T U J U H +
"Eh, Tuan Puteri kita sudah bangun dari bobo siangnya? Sini, duduk di sini, Sayang. Habis bobo pasti lapar, terus minta pesankan makanan, habis makan, ngantuk, terus tidur lagi. Gitu aja terus sampai satu minggu ke depan. Tinggal dibalik aja, lo yang bayar gue ya, Tuan Puteri," ceramah panjang Sultan kala menyambut kehadiran Fara di depan pintu kamar. Sultan sediri tetap tidak bergerak dari posisi duduknya di sofa. Sejak tadi dia memang memilih menikmati acara televisi di sofa sambil menikmati semilir angin.
Fara hanya nyengir polos. Tingkahnya memang keterlaluan. Setelah adegan panas di kolam renang berakhir dengan suara keroncongan perut Fara, Sultan segera memesan makanan. Fara sendiri langsung masuk ke kamar mandi untuk mandi pagi. Setelah mandi, Fara digiring Sultan menikmati aneka sarapan pesanan Sultan. Seperti malam sebelumnya, Sultan memesan banyak menu.
Setelah mereka selesai sarapan, Sultan memilih membakar kalori dengan berenang sendiri, beberapa gerakan dan putaran singkat dirasa mampu mengembalikan stamina. Sementara Fara yang merasa kekenyangan memilih merebahkan diri di tempat tidur.

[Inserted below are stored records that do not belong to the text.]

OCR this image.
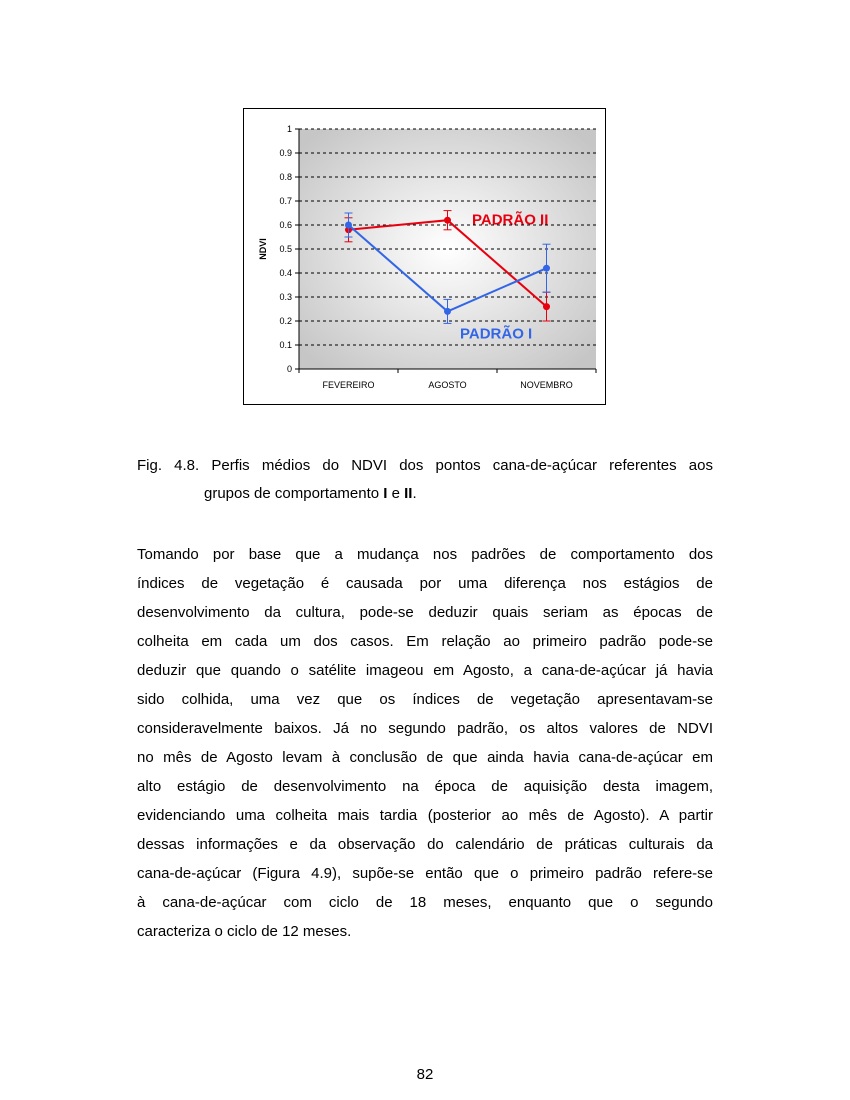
0
0.1
0.2
0.3
0.4
0.5
0.6
0.7
0.8
0.9
1
FEVEREIRO	AGOSTO	NOVEMBRO
NDVI
PADRÃO II
PADRÃO I
Fig. 4.8. Perfis médios do NDVI dos pontos cana-de-açúcar referentes aos
grupos de comportamento I e II.
Tomando por base que a mudança nos padrões de comportamento dos
índices de vegetação é causada por uma diferença nos estágios de
desenvolvimento da cultura, pode-se deduzir quais seriam as épocas de
colheita em cada um dos casos. Em relação ao primeiro padrão pode-se
deduzir que quando o satélite imageou em Agosto, a cana-de-açúcar já havia
sido colhida, uma vez que os índices de vegetação apresentavam-se
consideravelmente baixos. Já no segundo padrão, os altos valores de NDVI
no mês de Agosto levam à conclusão de que ainda havia cana-de-açúcar em
alto estágio de desenvolvimento na época de aquisição desta imagem,
evidenciando uma colheita mais tardia (posterior ao mês de Agosto). A partir
dessas informações e da observação do calendário de práticas culturais da
cana-de-açúcar (Figura 4.9), supõe-se então que o primeiro padrão refere-se
à cana-de-açúcar com ciclo de 18 meses, enquanto que o segundo
caracteriza o ciclo de 12 meses.
82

Rasa lemas dan kantuk menjadi satu. Hingga akhirnya dia benar-benar nyenyak tidur sampai beberapa menit yang lalu dia bangun. Benar-benar menikmati makna liburan, yaitu istirahat.
"Lo kayak lagi balas dendam ya, gak pernah tidur nyenyak?" Fara lagi-lagi hanya diam sambil tersenyum malu. Dia tak mau membalas ucapan Sultan, khawatir Sultan lebih emosi lagi.
"Sini, duduk! Cengar-cengir aja. Nggak luluh gue!" geram Sultan yang sedang berusaha tak terpancing menatap wajah lugu Fara yang sedang tersenyum manis.
"Nggak mau minta maaf? Sadar gak kalo udah seenaknya aja sejak kemarin? Atau mau gue tukar aja, ya? Ganti orang lain. Balikin duit gue!" Fara langsung menggeleng panik, dengan berani Fara segera duduk di sebelah Sultan. Menarik lengan Sultan sebagai reaksi ucapan Sultan. "Jangan ditukar! Iya, saya salah. Saya minta maaf. Setelah ini tidak akan terulang lagi. Saya janji enggak akan ketiduran lagi."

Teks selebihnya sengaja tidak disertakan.